During the 2004-2005 school year, the DID Project was
conducted with 54 secondary teachers and over 1,000 students in
six sites: Azerbaijan, the Czech Republic, and Lithuania; and
the metropolitan areas surrounding Chicago, Los Angeles, and
Washington, D.C. For the current school year, the project has
added sites in Estonia; Russia; Denver, Colo.; and Columbia,
S.C. As part of the evaluation of the DID Project, multiple
types of data (focus group, interview, observational, survey)
were collected from multiple sources (students, teachers, school
administrators, site coordinators, project directors).
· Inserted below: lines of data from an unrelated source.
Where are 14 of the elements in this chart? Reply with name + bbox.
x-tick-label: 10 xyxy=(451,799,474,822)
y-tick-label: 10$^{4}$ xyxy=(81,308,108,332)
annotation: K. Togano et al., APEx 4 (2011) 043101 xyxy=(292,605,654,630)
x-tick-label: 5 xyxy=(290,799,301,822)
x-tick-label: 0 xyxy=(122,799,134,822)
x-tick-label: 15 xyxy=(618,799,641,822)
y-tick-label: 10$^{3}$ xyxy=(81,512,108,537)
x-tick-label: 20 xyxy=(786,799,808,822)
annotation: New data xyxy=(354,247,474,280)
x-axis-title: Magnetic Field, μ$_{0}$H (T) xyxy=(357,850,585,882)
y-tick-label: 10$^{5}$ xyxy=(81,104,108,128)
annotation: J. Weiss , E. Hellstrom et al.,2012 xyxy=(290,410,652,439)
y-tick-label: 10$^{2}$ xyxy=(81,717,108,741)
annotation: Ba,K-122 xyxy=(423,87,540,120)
Findings
from the initial year of the DID Project indicate that teachers
found the deliberation model relatively easy to implement.
Students reported that through their involvement in classroom
deliberations, they recognized the value of considering multiple
perspectives, and drew comparisons between classroom and “real
world” democratic practice. Students further indicated that the
format of the SAC promoted a supportive classroom environment
for the exchange of ideas.
Avery, Freeman, and Greenwalt have presented their findings
to the National Council of Social Studies (2005) and American
Educational Research Association (2006).